As I already summarized in a previous entry to this blog, I am exploring the possibilities of developing alternative aesthetics and politics of self-organization in social systems. Last month I found an open call from an emerging artists art congress in Vitoria-Gasteiz around the art of the future and the future of art and decided to apply. One of the hypothesis we’ve working with in the Performing Transitions research work is that inoculating bodily practices into art and design could set a richer, deeper and more meaningful arena for exploring alternative imaginaries of the future. That’s why, given the topic of the congress, decided to test the hypothesis through performative action and, incidentally, explore some of the topics of my project. 

Along the research phase I have been exploring different frameworks, tools, concepts and practices around political participation and decision making. One of the ideas that popped out couple of time was that of Sortition, or randomized democracy. Although it’s a pretty old idea (already put into practice, among others, in old Greece and also in different present experiences such as in Canada, Ireland, Iceland…) it has gained some recent momentum given the exceptional times we are living. Paradoxically the congress coincided with the opening of the COP 25, one of the living examples of the inability of political power structures to deal with the complexity of climate change by bringing forward the radical action needed to confront climate change. 

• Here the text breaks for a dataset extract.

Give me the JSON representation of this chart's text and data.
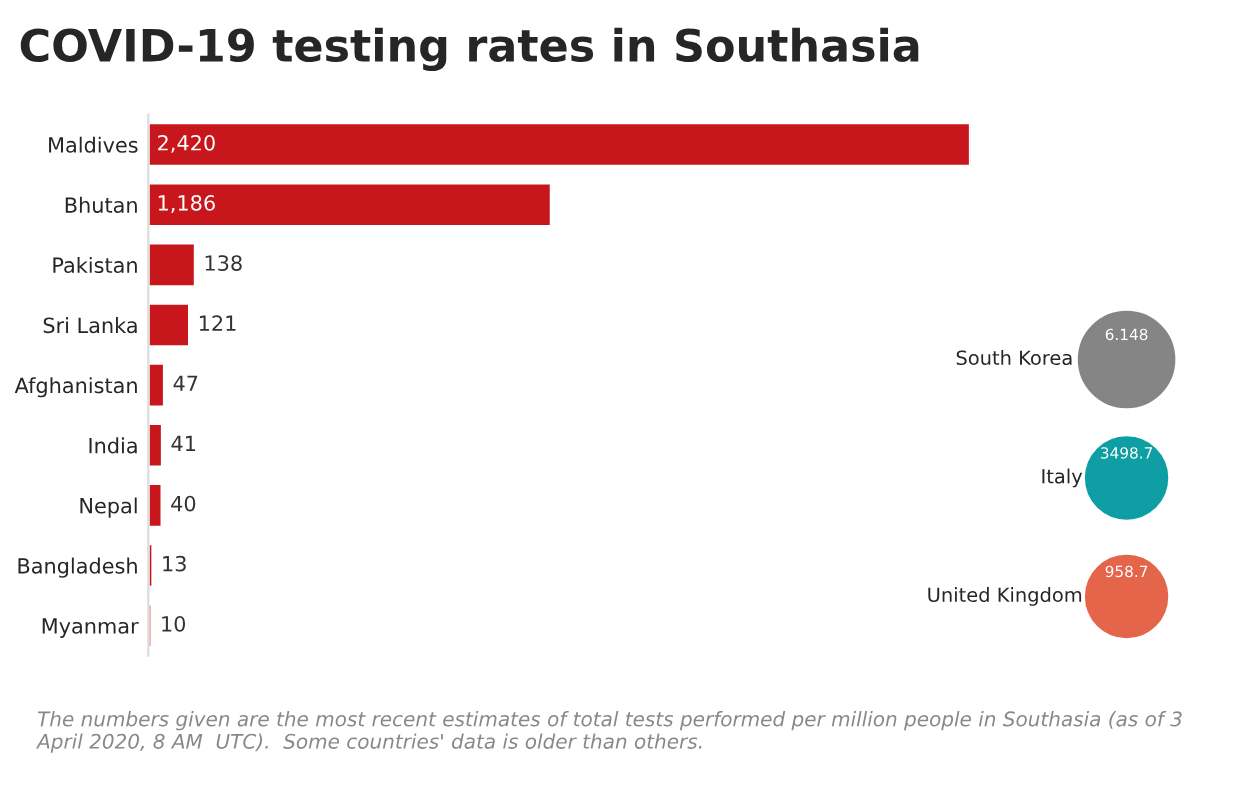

The main goal of the action was not too much to explore the pitfalls and potentialities of sortition but to explore arts as a medium to prefigure potential presents/futures. It was a pretty short action but already brought some interesting learnings around how to design this interventions (many of them informed by the prolific history of LARP movement around the world). 

The action

TAZ (Temporarily Autonomous Zone) is an action-exploration of the potentialities of embodied intelligence (mind-body-space) and performance as a support for citizen futurization practices. In a historical and social moment of “slow cancellation of the future”, in which the climate and socio-economic model crises highlight our inability to socially imagine alternatives to the official future, we want to reaffirm the potential of art to foreshadow emerging futures. 

The history of art (and magic), as a third space alongside science and religion, has left us an infinite number of fictions, some of which have been politically sublimated as our current realities. It is precisely the enchantment of art that, through the suspension of disbelief, activates the narrative, political and economic machinery capable of crystallizing these fictions. Because of this, the control of the imaginative (or narcotic) force that art supposes has been a battle horse through which power has tried to sustain its self-fulfilling narratives and prophecies. The neoliberal project and its rhetoric anchored in the technoutopian and singularist myth perfectly exemplifies this force of colonization of our imaginaries. 

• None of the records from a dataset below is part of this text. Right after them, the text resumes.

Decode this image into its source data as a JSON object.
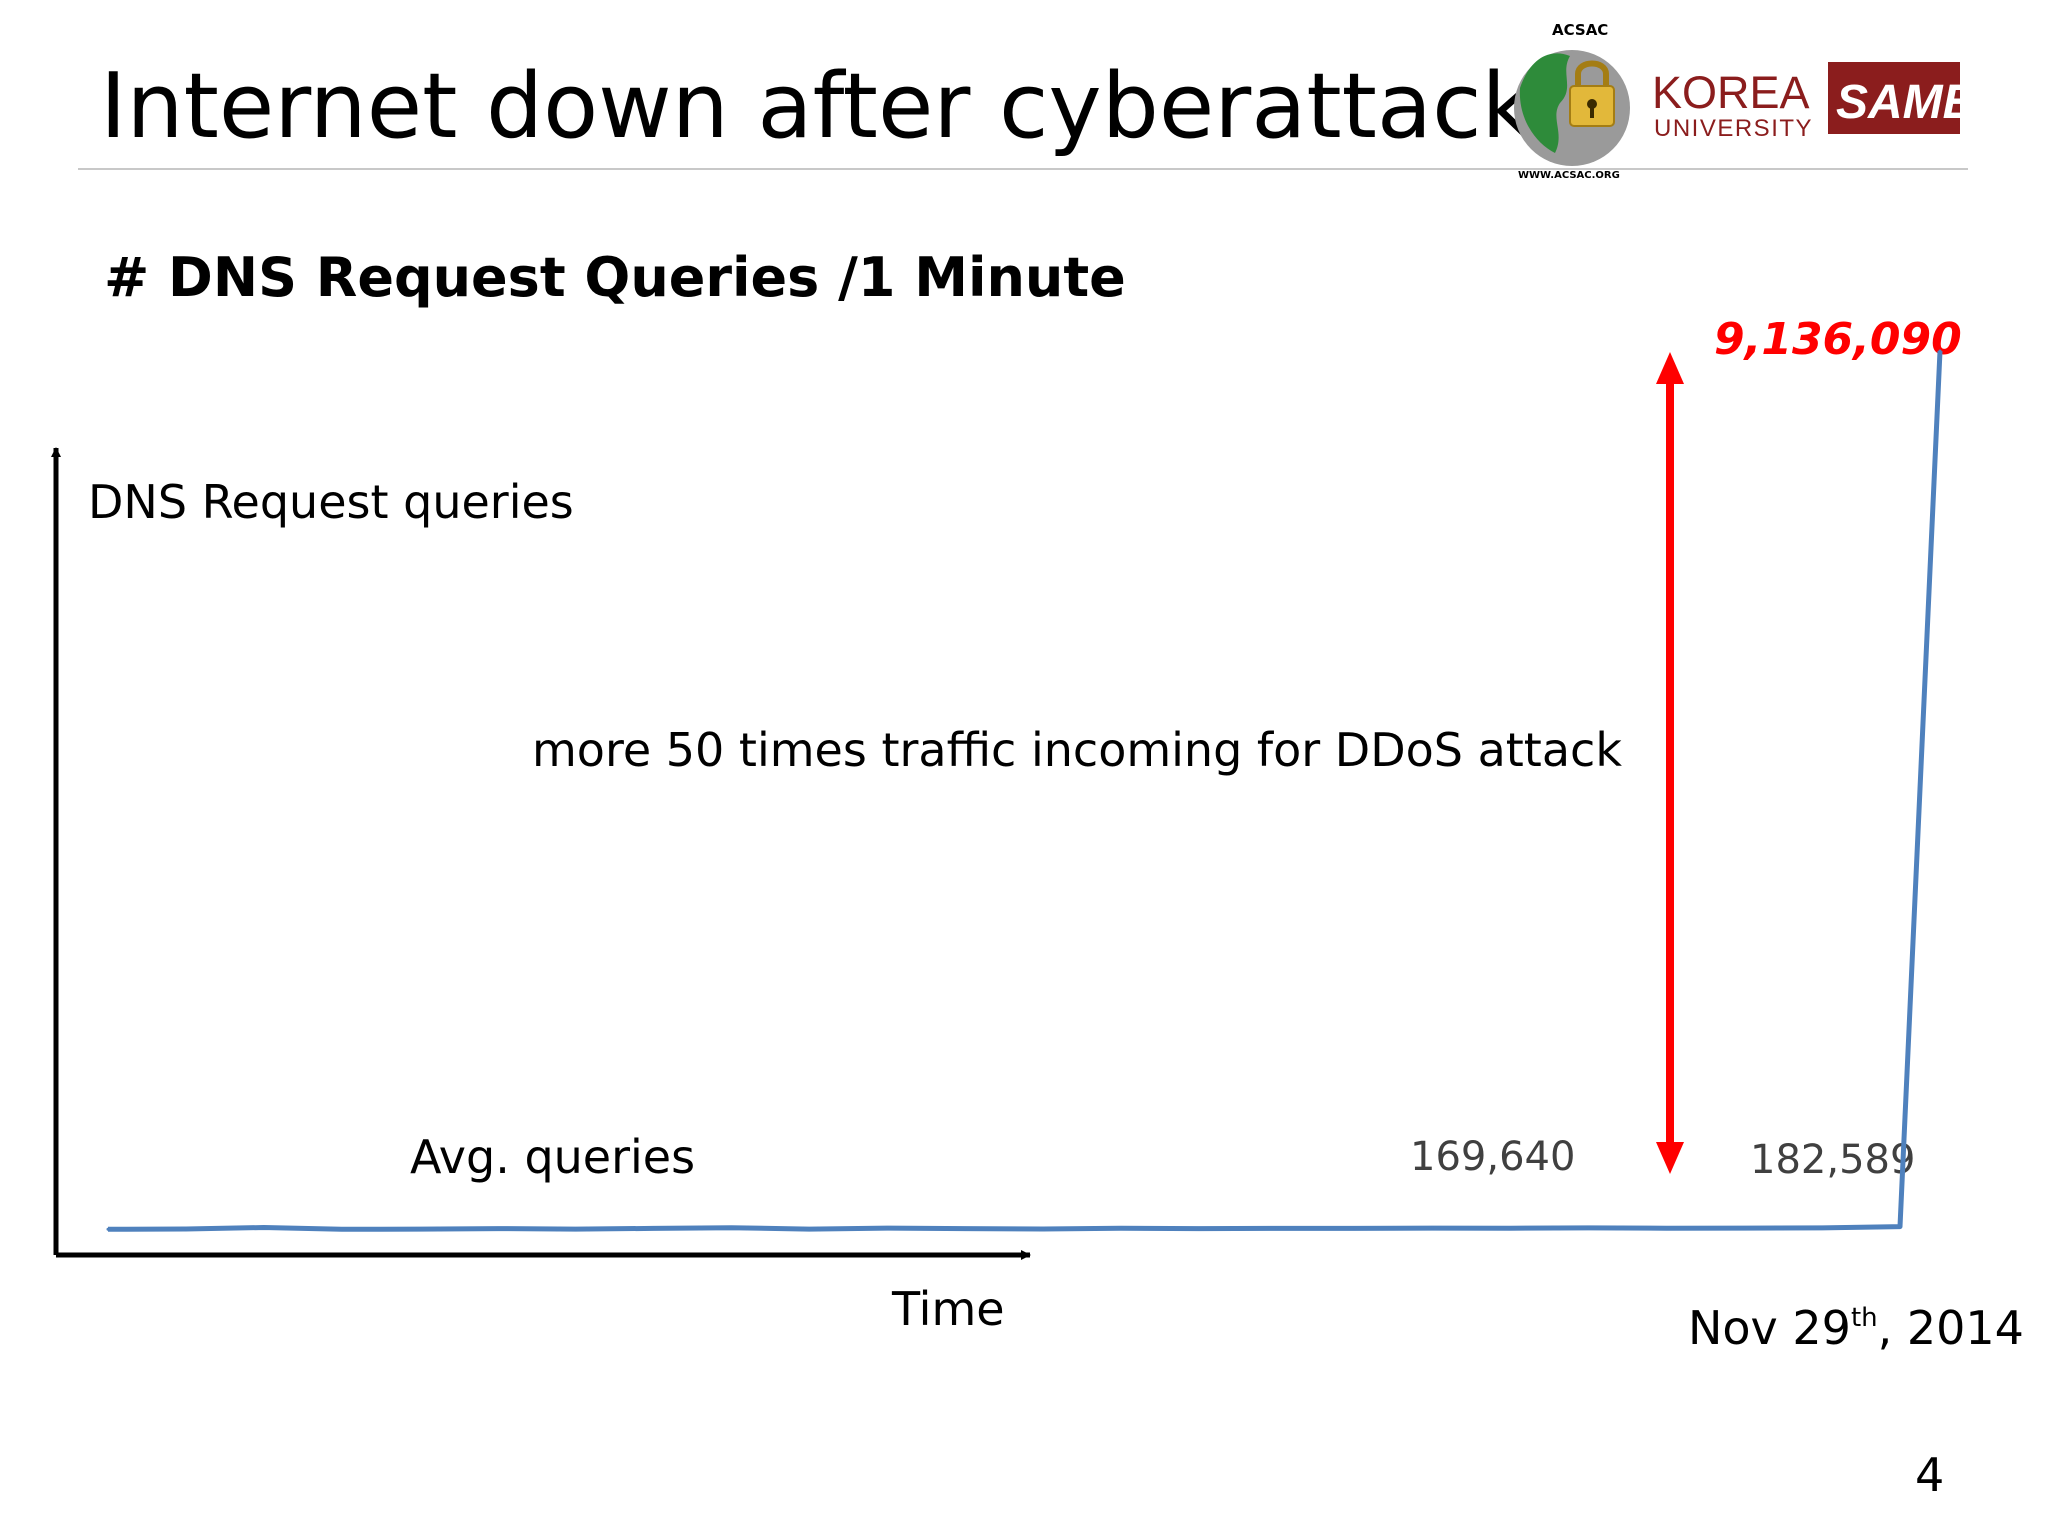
{
  "slide": {
    "title": "Internet down after cyberattack",
    "page_number": "4"
  },
  "logos": {
    "acsac_text": "ACSAC",
    "acsac_url": "WWW.ACSAC.ORG",
    "korea": "KOREA",
    "university": "UNIVERSITY",
    "same": "SAME"
  },
  "chart_data": {
    "type": "line",
    "title": "# DNS Request Queries /1 Minute",
    "ylabel": "DNS Request queries",
    "xlabel": "Time",
    "date_label": {
      "main": "Nov 29",
      "sup": "th",
      "rest": ", 2014"
    },
    "baseline_label": "Avg. queries",
    "annotation": "more 50 times traffic incoming for DDoS attack",
    "peak_label": "9,136,090",
    "data_labels": [
      "169,640",
      "182,589"
    ],
    "ylim": [
      0,
      9300000
    ],
    "series": [
      {
        "x": [
          0,
          1,
          2,
          3,
          4,
          5,
          6,
          7,
          8,
          9,
          10,
          11,
          12,
          13,
          14,
          15,
          16,
          17,
          18,
          19,
          20,
          21,
          22,
          23,
          24
        ],
        "values": [
          160000,
          163000,
          175000,
          160000,
          162000,
          166000,
          162000,
          168000,
          173000,
          162000,
          170000,
          166000,
          163000,
          169000,
          166000,
          168000,
          168000,
          170000,
          169000,
          172000,
          169640,
          170000,
          172000,
          182589,
          9136090
        ]
      }
    ],
    "colors": {
      "line": "#4f81bd",
      "arrow": "#ff0000",
      "peak_label": "#ff0000",
      "data_label": "#404040",
      "axis": "#000000"
    }
  }
}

Today more than ever we need to reoccupy the space of art in order to confront the disfiguring processes in the making through social learning and a resituation of art in everyday life that allows us to be better equipped to imagine and prefigure worlds that are worth living. In the face of the great totalising narratives that try to turn the map into territory, we believe it necessary to explore the immense folded extensions of the map. Transit the possible eutopias. However, the reconquest of these mechanisms at the service of the common good must also imply an overcoming of logocentrism in which somatic and performative practice as well as incarnated and interpersonal forms of understanding reality are configured as new centres from which to think about ourselves. 

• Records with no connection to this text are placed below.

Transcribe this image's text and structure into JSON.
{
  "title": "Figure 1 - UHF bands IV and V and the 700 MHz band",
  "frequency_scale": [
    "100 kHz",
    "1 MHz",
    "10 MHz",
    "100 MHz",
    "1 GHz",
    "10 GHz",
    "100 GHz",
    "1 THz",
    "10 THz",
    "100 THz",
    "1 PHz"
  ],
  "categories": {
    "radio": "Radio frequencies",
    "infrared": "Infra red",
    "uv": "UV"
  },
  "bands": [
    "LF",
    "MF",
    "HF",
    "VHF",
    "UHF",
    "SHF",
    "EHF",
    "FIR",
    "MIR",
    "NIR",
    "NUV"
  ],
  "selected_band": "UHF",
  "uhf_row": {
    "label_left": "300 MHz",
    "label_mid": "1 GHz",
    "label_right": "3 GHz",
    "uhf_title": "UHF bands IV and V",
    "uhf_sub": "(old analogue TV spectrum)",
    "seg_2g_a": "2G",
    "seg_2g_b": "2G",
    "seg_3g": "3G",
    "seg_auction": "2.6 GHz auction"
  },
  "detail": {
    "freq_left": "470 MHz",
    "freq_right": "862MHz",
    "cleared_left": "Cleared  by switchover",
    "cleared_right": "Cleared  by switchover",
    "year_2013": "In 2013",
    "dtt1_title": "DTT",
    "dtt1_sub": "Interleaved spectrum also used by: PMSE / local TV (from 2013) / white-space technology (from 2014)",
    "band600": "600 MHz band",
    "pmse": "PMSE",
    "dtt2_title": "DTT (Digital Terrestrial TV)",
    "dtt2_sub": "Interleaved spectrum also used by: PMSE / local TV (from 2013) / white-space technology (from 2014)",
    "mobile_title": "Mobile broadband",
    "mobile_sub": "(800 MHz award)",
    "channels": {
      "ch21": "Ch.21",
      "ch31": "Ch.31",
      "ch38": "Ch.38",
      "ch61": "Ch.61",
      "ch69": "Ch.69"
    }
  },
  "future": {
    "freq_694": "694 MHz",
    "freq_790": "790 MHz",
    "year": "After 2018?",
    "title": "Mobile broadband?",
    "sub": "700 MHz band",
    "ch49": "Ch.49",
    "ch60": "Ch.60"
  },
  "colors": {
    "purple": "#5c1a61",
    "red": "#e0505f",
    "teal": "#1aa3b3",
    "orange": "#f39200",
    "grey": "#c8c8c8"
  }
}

This intervention is part of an ongoing research led by HOLON which, since 2018, has been running an action research laboratory called Performing Transitions (PT) to explore the potential of art to participate in the much-needed socio-technical transitions we face as a civilization.

PT interweaves embodied intelligences, somatic practice, performance and play with design and art to offer a critique of the present from multiple points of view in the imagination and action of history(s), present(s) and future(s). The project aims to consolidate and produce knowledge in the complementary but often contradictory behavioural, social, technological, political and cultural developments to inspire and stimulate collective and individual agency towards preferable visions of socio-economic and cultural transitions. PT presents us with the opportunity to play in the dark and embrace the unknown. It provides us with a means to explore new frontiers of performance, collective imagination, mythology and worldviews that illuminate the transition paths to alternative and more sustainable futures.

Elements in place

  • Narrative elements: narrated contextualization of the situation through music and written text.
  • Character-role exploration: we used an adaptation of Jung’s archetype both as a playing element and a critique of the simplification that can entail a poor/bad/superficial social group representational strategy in sortition processes.
  • Video animation: representation of power structures and agency using the urban infrastructure as a visual metaphor and irony.
  • Randomness and power of the algorithm: using bingo game as a cultural icon.